L’entreprise doit donc rester vigilante face aux risques de vol de propriété intellectuelle, aux problématiques de protection des données, aux incompréhensions ou conflits liés aux écarts culturels, et aux différences entre systèmes juridiques, d’autant plus sensibles que le volet contractuel prend ici une importance accrue. La dimension juridique revêt donc une importance particulière dans la mise en place de ces modes d’internationalisation, ce qui suppose de s’entourer de juristes praticiens de ce type d’accord à l’international, de conseils experts en ingénierie de ces relations d’affaires, ainsi que d’experts en marketing et en digitalisation.

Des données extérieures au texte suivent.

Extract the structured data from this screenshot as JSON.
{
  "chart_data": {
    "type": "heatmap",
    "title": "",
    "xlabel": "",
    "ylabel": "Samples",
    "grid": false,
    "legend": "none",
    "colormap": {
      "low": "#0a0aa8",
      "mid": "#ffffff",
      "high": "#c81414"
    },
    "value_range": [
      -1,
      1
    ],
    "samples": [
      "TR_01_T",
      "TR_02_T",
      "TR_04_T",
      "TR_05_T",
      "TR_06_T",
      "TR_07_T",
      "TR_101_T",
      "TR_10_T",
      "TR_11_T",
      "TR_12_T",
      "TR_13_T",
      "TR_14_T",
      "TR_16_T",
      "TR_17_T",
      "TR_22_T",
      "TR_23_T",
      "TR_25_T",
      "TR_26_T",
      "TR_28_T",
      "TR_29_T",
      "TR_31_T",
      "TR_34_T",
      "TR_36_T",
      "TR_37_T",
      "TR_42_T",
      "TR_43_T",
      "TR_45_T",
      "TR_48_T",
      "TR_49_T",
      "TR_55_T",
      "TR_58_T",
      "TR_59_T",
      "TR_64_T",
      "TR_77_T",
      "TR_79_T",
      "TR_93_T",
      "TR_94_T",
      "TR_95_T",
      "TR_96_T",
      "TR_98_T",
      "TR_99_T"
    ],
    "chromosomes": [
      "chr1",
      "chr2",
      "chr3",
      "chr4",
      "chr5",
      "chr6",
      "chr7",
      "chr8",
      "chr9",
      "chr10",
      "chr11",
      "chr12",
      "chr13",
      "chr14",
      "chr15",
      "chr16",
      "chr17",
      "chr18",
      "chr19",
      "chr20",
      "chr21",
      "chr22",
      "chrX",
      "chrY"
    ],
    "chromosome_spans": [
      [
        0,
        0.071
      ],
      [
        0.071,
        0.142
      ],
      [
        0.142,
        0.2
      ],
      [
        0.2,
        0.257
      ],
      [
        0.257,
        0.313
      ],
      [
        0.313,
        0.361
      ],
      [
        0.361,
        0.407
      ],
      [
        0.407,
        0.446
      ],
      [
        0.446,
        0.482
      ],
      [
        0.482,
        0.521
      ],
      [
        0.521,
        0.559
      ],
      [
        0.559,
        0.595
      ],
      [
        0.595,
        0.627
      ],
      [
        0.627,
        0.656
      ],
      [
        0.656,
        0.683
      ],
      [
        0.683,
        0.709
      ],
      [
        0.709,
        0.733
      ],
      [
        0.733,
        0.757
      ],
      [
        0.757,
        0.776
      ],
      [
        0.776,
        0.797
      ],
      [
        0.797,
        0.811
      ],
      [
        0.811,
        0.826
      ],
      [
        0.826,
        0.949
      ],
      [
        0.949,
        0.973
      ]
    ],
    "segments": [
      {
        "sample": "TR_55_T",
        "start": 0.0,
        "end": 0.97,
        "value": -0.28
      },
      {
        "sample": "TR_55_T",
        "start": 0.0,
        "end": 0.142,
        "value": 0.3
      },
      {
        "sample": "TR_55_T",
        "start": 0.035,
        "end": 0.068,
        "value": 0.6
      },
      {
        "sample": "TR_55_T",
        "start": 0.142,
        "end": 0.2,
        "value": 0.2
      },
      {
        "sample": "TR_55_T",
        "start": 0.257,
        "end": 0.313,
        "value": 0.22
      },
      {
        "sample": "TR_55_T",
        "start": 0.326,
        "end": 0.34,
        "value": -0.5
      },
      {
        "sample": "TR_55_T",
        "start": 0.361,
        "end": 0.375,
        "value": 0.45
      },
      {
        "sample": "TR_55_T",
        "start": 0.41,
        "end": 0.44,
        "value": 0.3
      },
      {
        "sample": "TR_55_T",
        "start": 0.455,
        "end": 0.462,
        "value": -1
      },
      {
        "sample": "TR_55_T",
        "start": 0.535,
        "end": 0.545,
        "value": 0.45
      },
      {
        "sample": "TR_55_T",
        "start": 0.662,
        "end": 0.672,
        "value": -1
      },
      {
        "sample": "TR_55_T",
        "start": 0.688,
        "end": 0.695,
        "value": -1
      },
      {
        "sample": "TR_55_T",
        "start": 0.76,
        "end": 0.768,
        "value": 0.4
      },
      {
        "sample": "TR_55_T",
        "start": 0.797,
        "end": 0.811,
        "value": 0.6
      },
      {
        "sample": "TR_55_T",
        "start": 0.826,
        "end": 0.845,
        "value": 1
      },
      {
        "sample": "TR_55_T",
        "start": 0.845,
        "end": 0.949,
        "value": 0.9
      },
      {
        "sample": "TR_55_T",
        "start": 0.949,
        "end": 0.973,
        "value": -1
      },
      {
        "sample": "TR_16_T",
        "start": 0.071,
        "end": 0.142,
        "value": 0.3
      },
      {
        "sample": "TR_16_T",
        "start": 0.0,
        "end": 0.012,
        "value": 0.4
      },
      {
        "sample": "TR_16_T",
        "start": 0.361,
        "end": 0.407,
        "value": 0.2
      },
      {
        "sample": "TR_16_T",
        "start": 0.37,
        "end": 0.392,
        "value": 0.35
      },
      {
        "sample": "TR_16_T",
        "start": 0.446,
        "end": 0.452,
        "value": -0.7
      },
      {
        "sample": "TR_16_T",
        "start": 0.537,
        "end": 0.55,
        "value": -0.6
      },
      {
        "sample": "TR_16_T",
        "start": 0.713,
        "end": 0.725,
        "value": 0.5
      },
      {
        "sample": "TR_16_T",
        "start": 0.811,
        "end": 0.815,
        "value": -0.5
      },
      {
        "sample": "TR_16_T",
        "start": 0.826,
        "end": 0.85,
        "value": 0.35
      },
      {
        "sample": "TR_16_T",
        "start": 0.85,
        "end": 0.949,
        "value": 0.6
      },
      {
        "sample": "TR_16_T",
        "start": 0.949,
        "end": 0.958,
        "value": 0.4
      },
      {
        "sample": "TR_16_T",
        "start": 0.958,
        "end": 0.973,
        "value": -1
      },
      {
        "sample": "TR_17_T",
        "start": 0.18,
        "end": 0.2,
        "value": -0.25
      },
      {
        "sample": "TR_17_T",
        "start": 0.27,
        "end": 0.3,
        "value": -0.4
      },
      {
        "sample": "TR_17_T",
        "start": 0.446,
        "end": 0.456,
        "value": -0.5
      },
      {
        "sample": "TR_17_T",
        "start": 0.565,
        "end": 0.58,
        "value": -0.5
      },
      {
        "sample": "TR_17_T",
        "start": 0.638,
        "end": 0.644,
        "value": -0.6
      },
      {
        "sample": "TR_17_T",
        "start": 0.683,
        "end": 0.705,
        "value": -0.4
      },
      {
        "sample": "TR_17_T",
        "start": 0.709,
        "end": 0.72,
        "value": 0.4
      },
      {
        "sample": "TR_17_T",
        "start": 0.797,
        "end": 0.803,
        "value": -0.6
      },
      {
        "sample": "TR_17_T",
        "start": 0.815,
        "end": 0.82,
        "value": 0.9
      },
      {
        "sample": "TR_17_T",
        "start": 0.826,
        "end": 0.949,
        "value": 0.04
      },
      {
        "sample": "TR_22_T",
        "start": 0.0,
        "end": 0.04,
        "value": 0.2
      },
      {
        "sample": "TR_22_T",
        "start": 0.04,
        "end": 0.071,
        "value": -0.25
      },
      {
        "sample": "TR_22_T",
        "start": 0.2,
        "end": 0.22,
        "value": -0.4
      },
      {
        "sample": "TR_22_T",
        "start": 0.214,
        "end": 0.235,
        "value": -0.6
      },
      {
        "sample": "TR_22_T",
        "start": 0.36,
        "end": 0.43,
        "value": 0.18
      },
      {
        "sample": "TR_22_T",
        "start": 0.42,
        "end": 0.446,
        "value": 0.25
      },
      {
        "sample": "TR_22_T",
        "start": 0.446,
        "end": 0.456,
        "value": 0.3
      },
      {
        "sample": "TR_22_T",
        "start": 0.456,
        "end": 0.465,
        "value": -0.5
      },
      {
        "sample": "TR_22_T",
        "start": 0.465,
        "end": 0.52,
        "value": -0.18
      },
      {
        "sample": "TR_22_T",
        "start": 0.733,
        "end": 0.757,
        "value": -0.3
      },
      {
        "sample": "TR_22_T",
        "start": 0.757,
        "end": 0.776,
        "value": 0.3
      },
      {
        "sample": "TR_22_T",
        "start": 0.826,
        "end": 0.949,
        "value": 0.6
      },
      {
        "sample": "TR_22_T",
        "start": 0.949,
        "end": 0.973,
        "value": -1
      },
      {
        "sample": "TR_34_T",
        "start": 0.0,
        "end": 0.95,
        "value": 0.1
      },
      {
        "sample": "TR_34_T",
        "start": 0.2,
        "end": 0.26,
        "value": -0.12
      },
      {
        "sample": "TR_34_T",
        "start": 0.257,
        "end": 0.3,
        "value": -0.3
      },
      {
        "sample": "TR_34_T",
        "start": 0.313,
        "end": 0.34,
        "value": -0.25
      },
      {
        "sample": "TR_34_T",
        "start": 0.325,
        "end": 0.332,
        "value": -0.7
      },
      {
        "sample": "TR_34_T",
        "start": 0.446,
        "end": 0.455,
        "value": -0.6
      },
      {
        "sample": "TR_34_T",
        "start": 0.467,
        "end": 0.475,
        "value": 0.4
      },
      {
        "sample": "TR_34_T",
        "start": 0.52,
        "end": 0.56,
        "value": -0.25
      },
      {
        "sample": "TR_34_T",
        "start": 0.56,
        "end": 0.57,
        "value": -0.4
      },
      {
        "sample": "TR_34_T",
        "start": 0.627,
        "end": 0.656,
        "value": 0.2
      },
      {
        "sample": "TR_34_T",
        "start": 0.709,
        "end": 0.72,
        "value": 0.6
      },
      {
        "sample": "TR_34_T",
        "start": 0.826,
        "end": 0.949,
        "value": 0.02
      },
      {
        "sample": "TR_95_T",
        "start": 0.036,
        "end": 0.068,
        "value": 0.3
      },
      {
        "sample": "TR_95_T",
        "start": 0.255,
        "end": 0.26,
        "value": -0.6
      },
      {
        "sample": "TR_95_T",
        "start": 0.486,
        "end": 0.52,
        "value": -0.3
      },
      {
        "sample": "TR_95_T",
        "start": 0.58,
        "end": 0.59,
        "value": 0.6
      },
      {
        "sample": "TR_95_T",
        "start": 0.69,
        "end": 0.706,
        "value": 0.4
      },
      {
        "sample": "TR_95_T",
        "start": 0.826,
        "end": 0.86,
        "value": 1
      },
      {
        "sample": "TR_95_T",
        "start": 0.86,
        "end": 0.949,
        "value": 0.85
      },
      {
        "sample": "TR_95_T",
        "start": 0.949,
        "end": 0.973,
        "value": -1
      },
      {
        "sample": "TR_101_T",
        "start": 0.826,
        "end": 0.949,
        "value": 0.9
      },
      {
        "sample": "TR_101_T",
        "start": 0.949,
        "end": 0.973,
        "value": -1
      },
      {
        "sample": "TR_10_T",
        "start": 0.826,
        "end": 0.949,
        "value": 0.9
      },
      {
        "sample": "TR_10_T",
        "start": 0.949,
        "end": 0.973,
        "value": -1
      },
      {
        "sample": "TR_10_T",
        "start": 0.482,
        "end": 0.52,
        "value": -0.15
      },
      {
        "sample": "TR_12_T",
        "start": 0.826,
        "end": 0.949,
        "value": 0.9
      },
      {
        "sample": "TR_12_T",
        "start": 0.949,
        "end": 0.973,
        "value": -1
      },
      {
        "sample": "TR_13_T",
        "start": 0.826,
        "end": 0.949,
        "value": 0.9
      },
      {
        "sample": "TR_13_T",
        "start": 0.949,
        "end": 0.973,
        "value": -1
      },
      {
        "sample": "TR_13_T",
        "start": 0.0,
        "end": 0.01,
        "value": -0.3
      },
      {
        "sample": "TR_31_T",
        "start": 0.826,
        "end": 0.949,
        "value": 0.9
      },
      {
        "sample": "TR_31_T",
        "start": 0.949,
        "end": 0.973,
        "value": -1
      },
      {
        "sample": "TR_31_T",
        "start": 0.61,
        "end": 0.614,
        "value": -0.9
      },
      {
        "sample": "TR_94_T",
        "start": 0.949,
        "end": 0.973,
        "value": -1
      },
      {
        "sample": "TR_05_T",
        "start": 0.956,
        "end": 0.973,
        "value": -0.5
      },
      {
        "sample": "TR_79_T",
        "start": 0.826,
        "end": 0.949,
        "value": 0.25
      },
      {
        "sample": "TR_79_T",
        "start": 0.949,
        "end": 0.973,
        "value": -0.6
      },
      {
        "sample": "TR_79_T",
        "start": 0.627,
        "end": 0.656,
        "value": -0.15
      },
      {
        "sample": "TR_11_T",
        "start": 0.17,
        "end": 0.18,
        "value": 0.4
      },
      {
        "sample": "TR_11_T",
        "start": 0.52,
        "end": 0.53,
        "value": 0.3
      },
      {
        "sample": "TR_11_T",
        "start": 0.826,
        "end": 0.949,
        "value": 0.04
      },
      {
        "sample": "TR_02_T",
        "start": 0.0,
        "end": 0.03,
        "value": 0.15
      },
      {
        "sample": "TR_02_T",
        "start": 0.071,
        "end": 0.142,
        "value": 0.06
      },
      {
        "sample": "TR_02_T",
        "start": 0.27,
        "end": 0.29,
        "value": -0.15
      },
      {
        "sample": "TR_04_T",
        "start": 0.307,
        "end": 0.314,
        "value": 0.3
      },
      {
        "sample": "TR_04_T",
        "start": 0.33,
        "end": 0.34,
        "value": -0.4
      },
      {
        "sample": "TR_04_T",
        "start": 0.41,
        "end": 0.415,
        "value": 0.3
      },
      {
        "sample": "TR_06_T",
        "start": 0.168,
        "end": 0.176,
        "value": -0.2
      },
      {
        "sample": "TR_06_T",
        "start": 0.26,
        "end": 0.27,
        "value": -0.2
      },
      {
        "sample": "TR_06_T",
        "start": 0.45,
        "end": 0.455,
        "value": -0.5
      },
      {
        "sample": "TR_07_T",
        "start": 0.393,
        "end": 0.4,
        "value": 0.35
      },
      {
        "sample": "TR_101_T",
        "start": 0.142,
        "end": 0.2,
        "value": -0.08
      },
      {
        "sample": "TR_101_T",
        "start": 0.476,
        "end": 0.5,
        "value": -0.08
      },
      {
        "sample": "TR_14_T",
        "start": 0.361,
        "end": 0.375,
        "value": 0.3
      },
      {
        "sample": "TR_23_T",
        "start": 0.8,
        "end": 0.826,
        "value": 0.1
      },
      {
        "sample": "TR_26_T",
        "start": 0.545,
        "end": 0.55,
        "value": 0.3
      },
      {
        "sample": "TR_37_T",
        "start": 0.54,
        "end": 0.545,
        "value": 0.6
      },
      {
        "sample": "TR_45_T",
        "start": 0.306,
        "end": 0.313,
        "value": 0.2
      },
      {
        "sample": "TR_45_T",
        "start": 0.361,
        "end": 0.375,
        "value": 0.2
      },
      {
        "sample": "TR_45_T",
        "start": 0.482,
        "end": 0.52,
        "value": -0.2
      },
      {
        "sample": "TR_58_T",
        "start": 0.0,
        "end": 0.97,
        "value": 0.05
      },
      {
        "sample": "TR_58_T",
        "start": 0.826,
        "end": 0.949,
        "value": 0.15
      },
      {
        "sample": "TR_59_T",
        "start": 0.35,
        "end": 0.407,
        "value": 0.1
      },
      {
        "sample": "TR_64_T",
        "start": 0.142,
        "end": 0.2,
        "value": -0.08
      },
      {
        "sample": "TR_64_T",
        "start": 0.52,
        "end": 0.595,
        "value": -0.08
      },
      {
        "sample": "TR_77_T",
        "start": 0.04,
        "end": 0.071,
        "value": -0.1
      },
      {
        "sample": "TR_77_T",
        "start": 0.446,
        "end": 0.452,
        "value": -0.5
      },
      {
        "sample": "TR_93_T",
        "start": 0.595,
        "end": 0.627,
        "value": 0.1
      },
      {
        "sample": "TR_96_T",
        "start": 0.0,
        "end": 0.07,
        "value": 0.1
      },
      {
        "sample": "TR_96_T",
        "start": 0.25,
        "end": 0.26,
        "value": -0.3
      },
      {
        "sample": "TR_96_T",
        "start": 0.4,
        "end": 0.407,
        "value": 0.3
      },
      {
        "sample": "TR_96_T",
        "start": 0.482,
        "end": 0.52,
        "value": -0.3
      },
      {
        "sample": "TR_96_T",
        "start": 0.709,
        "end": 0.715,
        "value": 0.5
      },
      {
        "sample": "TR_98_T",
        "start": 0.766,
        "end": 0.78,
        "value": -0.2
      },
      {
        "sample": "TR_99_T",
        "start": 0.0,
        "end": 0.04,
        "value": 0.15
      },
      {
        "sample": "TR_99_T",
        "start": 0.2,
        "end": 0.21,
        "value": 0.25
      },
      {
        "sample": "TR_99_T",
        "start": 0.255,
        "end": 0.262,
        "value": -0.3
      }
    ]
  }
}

Recommandations pour construire un partenariat immatériel solide

Il est conseillé de travailler en mode projet avec ses partenaires pour construire la relation, en réalisant sans tarder un POC (Proof of Concept) qui met en évidence les rôles respectifs, les risques et les attentes de la coopération. Ce POC doit rester temporaire, voire ponctuel, son périmètre limité et son exécution rustique, l’objectif étant de tester les bases de la coopération sans implémenter tout le partenariat, dans une logique gagnant-gagnant durable. L’ingénierie du deal doit faire en sorte que chacune des deux parties ait constamment besoin de l’autre.

Il est utile de se mettre d’accord dès le départ sur le fait que les manquements au contrat, même mineurs, seront fortement pénalisés, y compris par des pénalités financières, pour éviter tout comportement opportuniste. Explorer la possibilité d’établir un partenariat croisé permet également de s’assurer d’un comportement loyal du partenaire.

Il convient aussi de concevoir des approches de contrôle et de monitoring des termes du deal, notamment pour les rémunérations variables fondées sur le volume produit, qui ne reposent pas sur la seule bonne foi de l’autre partie mais sur un tiers ou un système de détection indépendant : dispositifs d’activation ou de désactivation à distance du produit ou de la machine, technologies permettant de tracker l’utilisation d’une machine ou d’une technologie, ou pratiques de surveillance par des tiers, comptage des camions en sortie d’usine, suivi des recrutements, etc.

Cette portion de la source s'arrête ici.